La Familia Michoacana tomó el control de la producción, aunque los agricultores aún podían vender su producto a bajo costo en zonas fuera de la injerencia del cártel y dejaban un porcentaje “voluntario” para evitar agresiones.


La ruptura de los líderes de La Familia Michoacana llevó al surgimiento de Los Caballeros Templarios con base de operaciones en la zona de la Tierra Caliente, los productores de limón, papaya, jitomate y cualquier otro fruto tenían que pagar un porcentaje por cada kilo.

En 2011 los productores pagaban 20 centavos por cada kilogramo de limón u hortalizas y realizaban tres días de corte, pero obtenían un castigo monetario o hasta la quema de sus vehículos si no acataban las reglas.


Uno de los productores de la región de Nueva Italia confirmó que, desde hace más de un año, los agricultores de papaya, mango y jitomate pagan al narco el permiso “hasta por regar los cultivos”.

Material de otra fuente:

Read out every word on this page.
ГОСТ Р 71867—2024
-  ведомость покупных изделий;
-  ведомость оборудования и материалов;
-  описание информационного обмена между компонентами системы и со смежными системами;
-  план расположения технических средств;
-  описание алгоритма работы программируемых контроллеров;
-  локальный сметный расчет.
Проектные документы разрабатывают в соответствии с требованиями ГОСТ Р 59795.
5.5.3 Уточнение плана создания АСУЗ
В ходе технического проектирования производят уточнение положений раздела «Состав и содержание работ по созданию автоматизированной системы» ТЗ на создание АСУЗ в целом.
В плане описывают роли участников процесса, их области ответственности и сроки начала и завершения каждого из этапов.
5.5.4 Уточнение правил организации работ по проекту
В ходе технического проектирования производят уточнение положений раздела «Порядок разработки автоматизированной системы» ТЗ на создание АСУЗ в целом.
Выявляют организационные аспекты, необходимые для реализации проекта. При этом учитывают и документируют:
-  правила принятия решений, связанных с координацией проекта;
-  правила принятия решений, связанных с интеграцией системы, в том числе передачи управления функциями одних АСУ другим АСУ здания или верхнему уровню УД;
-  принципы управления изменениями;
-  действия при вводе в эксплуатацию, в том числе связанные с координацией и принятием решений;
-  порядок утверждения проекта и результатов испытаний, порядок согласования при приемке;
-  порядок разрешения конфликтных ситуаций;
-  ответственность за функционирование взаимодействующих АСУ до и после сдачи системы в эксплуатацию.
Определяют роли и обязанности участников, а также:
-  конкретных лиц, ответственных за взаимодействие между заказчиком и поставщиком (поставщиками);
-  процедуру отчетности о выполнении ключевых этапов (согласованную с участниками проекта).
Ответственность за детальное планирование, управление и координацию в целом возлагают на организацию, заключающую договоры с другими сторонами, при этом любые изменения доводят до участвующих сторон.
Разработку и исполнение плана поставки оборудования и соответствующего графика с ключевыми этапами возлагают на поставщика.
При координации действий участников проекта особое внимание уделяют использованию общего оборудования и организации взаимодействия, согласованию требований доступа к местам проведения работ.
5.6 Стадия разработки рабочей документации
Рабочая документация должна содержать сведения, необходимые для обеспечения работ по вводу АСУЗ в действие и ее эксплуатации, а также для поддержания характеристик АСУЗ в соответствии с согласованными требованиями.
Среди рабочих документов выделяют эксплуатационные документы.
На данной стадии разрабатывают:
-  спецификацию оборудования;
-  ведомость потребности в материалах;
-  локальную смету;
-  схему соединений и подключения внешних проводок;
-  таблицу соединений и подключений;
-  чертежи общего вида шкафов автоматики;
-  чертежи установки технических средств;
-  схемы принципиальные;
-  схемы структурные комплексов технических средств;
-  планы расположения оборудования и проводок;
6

Y explica: “Antes nos cobraban 230 pesos por hectárea, ahora nos cobran 450 por ciclo, es decir lo doble, y en el caso de la papaya, nada más por avisar que vas a plantar son tres mil pesos por hectárea, en el caso que seas de Nueva Italia, pero si eres de afuera (de otro municipio) tienes que pagarle (a ellos) hasta cinco mil pesos para que te autoricen plantar”.


“Si dices que vas plantar una parcela, por ejemplo de 10 hectáreas son 50 mil pesos; antes eran 400 pesos por hectárea, pero ahora son mil por hectárea para riego por un plazo de seis meses, que es lo que dura la cosecha y también te quitan un peso por cada kilo de papaya, mango o jitomate”, señala el agricultor.